最低でも2人でチームを組んで調査に望みますが難易度やや様々な状況に応じて3人、4人と増やす場合もあります。たまに調査員1人でお願いできないか、と言われるご相談者がおられますが丁寧にお断りしています。

建物、店舗など出入口が1カ所であれば良いのですが都心では喫茶店、レストランでも2カ所出入口がある処も多く、特にラブホテルなどでは出入口が1カ所という事はほとんどあり得ません。ドラマや映画ではよく探偵が1人で尾行しているシーンが登場しますが実際の探偵調査では考えられません。 1人で素行調査を受ける事務所があるとすれば悪質な興信所と言わざるを得ないでしょう。

素人の方にはわかりにくいかと思いますが、素行調査は思っているほど簡単ではないのです。 プロの探偵でも1人での調査は困難になると言うことを事前にご理解下さい。

車を利用した素行調査

車を利用している対象者についても同様です。

最近はGPS発信器などにより以前より見逃す確率はかなり減少しましたがGPS発信器を頼ってばかりもいられません。

基本的にはやはり車に対しても尾行です。尾行する事で車から降りた後の行動にも対応出来ます。これが素行調査報告書では重要な証拠となる事も多いのです。

例えば浮気相手と共に午前中より海に行ったとします。ビーチ近くの駐車場に駐車してあるのを数分後に突き止めたが既に2人はどこに行ったのかが判らない。付近を探しても見つからない。

夜になって駐車場に戻ってきて、そのまま浮気相手の家の近くで降ろし別れた。これでは素行調査報告書にもなりません。 やはり車に対しても尾行が基本です。車の尾行に関しては探偵の技術の見せ所かもしれません。肝心なところを見極め、そこではしっかりと尾行できる技術や判断が重要なのです。 誰が何処で誰と何をしていたか?が素行調査の報告で当たり前ですが、重要な内容となるのです。

浮気調査でも車でラブホテルへ行き、中に入って不貞行為を行っていたと証明できるように調査を構成する必要があります。 その調査を上手く運ぶにはやはりしっかりとした探偵としての経験が重要になるのです。

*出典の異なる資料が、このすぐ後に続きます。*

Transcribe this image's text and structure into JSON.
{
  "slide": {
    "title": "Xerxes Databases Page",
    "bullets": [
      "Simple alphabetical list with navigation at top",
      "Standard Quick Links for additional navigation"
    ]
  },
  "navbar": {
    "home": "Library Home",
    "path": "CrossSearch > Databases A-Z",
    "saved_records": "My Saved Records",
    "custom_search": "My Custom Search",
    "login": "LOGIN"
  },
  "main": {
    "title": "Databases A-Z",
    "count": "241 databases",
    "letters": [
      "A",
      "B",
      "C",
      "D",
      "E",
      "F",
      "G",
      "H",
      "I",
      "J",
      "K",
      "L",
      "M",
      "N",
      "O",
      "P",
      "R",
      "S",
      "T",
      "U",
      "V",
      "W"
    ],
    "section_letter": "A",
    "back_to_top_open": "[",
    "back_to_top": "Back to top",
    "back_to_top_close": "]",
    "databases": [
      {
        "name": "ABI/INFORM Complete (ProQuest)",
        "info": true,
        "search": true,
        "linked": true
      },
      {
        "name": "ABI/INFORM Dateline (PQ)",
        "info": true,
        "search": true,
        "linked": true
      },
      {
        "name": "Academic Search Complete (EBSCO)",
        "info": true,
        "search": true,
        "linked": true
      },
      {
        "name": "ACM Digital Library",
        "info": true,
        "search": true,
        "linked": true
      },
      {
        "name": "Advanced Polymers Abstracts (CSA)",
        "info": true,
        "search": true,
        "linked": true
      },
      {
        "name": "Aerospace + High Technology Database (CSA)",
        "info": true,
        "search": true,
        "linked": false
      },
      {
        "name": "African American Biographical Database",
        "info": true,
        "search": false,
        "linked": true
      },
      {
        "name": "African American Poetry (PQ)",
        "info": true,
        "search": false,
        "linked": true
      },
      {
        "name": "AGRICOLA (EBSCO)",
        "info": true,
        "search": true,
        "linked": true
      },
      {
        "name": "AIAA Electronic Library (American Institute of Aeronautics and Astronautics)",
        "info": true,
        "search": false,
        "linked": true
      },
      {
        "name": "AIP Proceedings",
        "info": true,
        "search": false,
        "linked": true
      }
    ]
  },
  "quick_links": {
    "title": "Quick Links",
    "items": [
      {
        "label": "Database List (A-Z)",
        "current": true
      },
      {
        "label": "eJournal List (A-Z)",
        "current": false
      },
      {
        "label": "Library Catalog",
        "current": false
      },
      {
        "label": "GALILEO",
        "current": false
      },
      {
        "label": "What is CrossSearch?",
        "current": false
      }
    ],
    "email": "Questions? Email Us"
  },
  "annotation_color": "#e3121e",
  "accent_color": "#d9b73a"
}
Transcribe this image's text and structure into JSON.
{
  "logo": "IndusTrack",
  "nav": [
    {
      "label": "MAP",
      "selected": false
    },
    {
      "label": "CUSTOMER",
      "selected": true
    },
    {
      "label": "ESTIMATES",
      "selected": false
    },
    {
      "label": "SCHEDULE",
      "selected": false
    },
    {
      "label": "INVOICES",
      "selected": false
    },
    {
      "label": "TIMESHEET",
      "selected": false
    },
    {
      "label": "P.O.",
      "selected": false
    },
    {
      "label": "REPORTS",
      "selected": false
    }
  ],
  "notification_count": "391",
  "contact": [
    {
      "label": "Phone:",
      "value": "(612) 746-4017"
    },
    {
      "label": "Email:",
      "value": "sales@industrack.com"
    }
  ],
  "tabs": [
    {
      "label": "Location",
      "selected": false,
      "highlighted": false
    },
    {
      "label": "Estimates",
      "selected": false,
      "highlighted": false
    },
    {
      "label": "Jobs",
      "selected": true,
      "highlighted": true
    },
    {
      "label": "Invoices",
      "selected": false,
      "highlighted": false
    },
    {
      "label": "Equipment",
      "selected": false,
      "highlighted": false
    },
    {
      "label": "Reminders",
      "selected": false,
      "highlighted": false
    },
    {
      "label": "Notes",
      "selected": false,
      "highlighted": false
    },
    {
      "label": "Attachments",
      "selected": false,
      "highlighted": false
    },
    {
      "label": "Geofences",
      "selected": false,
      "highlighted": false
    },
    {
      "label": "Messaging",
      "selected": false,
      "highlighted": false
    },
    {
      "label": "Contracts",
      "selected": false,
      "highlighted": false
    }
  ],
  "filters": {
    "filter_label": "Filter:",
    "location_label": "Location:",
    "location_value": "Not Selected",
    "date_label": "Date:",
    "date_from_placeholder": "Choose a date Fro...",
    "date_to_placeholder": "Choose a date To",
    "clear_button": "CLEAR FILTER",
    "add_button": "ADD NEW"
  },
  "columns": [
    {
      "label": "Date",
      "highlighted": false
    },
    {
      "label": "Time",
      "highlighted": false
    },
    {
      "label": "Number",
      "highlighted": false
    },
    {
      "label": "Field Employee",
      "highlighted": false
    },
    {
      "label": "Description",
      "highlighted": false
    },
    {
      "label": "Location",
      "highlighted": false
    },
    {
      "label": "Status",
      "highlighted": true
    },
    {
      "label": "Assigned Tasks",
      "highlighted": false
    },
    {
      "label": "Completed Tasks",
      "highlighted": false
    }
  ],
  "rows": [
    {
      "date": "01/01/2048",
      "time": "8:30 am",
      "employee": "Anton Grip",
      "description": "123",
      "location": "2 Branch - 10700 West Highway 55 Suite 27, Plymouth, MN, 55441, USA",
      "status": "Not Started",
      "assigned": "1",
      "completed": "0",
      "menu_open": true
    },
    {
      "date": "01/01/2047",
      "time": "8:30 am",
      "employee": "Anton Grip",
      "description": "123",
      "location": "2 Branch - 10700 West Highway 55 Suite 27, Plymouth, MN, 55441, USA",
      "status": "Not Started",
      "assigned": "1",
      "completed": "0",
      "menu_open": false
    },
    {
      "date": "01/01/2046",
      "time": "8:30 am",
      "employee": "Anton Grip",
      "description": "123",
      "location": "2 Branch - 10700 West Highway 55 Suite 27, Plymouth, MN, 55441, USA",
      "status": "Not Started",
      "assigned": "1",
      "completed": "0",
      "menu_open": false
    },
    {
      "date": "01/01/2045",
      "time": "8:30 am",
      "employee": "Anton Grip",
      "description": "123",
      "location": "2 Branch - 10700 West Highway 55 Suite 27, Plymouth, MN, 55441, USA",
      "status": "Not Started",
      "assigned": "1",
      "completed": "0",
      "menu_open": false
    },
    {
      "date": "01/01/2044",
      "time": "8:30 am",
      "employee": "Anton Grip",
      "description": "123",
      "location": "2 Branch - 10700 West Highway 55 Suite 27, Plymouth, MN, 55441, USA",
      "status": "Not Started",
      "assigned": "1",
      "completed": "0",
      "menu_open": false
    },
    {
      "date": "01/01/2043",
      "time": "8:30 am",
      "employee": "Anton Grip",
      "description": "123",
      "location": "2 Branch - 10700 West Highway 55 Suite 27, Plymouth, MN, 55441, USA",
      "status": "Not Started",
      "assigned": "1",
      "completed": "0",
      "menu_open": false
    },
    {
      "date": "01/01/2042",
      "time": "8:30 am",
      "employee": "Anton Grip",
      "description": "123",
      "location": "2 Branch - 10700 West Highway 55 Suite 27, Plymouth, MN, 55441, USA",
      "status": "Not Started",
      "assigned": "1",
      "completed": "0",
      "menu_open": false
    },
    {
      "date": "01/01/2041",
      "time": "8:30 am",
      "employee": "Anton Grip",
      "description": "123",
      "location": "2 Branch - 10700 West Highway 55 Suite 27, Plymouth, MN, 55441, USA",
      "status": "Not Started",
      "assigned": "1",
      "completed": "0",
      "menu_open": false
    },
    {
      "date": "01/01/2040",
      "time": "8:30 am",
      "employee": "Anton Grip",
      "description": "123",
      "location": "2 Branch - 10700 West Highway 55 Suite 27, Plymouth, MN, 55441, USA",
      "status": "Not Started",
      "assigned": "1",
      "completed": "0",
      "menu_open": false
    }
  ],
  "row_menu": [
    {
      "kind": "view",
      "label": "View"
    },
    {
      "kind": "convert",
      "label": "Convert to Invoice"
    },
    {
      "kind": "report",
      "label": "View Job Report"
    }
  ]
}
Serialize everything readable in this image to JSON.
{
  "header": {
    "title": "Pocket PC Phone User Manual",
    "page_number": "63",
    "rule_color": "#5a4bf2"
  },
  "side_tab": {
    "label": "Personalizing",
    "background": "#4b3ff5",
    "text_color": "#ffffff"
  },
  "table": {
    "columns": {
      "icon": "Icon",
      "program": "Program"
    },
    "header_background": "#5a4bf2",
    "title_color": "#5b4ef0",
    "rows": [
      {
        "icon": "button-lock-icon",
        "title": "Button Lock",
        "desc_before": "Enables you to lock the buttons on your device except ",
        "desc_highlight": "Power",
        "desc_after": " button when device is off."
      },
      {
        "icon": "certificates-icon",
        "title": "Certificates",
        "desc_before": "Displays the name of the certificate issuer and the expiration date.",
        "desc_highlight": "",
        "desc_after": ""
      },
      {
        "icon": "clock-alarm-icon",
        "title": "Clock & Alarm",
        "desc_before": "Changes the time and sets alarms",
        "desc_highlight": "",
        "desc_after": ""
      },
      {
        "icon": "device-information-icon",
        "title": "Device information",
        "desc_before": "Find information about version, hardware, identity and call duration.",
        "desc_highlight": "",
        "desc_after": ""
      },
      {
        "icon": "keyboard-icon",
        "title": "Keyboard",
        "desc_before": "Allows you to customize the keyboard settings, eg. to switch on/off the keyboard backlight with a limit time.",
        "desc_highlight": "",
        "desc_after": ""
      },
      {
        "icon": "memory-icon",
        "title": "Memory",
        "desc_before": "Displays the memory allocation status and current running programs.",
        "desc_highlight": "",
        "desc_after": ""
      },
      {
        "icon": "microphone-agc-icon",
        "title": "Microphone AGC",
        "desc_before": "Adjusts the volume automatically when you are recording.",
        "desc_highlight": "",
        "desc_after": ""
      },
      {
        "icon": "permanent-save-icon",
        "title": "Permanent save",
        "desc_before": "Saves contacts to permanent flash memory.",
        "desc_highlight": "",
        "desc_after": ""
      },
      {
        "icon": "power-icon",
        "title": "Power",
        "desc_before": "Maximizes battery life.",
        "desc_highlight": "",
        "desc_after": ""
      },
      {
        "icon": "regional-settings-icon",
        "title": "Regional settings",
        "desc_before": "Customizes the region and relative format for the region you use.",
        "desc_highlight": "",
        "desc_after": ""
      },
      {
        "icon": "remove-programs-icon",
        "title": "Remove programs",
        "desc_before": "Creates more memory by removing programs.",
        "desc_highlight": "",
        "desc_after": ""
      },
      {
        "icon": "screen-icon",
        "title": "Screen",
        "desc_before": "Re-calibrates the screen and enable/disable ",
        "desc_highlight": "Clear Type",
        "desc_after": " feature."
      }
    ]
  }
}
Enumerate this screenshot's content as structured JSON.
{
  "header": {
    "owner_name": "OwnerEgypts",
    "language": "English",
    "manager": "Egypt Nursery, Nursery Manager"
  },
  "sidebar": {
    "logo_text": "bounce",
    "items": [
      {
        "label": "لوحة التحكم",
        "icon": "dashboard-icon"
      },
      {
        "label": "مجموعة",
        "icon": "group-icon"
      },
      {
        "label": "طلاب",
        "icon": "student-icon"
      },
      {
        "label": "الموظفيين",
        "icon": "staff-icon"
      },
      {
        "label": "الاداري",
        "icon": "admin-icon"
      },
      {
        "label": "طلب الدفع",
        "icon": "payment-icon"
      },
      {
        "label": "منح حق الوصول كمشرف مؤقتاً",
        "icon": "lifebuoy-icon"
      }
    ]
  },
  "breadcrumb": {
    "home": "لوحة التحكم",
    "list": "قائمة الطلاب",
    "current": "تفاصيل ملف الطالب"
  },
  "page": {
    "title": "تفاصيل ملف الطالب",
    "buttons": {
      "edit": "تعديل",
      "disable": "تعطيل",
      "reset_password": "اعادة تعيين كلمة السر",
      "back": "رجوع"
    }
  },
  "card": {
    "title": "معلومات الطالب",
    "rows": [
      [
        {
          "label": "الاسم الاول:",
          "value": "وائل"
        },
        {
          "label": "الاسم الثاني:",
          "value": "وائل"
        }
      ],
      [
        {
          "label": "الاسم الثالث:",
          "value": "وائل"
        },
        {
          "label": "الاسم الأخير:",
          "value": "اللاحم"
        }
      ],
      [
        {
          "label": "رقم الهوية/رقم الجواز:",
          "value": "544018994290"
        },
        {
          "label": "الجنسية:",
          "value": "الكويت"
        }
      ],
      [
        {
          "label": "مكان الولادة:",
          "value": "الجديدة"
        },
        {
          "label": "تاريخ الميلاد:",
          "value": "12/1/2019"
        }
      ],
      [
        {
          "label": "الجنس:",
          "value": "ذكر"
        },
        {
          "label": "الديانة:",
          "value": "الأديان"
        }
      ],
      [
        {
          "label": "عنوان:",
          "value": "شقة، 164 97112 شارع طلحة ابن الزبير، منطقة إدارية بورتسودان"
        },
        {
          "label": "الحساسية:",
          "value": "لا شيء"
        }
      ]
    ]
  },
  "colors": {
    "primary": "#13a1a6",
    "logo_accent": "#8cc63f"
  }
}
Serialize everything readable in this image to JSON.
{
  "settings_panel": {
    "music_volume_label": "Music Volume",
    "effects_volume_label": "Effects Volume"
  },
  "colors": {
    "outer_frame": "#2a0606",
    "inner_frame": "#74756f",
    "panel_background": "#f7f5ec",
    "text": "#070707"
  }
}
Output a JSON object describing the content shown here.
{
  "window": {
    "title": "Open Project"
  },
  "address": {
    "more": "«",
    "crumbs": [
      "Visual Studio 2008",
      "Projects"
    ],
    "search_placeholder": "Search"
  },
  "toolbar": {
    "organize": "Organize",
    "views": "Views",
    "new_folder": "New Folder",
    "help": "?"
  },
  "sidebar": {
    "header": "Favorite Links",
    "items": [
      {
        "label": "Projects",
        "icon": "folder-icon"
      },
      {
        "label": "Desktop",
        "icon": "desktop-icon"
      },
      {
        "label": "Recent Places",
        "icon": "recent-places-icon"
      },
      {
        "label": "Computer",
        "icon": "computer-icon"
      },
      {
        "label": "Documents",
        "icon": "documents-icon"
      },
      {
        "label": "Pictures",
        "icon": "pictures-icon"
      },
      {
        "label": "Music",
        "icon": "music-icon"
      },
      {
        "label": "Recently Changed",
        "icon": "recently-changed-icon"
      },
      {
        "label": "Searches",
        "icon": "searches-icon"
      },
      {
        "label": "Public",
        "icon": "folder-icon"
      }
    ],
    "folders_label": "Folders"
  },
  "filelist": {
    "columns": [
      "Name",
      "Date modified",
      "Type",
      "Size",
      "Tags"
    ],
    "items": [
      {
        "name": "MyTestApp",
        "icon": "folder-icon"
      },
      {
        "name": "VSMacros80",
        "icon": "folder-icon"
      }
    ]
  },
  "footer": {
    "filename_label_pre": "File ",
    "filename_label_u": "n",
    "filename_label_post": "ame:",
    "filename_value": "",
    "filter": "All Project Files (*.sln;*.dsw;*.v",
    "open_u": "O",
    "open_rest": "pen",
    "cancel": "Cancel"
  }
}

探偵としての経験なくして「想定される調査対象者の行動の先読み」や「堅実な現場での対処」は実現しないのです。 報告書の構成や証拠能力までを意識して調査を組み立てるのはやはり探偵経験が不足しているうちは難しいでしょう。

調査現場で起こる一つ一つの出来事に、対処可能な経験値を探偵として身につけることが可能な人物は、一握りの存在であり限られた人材かもしれません。 素人でも尾行や張り込みは簡単にできそうに思えますが、そういった案件一つ一つの目的を理解して的確な調査を行うことは、素人や新人探偵にはまず無理でしょう。

興味本位で探偵の真似事をする方がたまにいますが、相談案件の内容から調査の組み立てをするのも決して簡単ではありません。 現場経験を積み、依頼者の相談を受ける経験をしなければスムーズで的確な組み立ては浮かばないものです。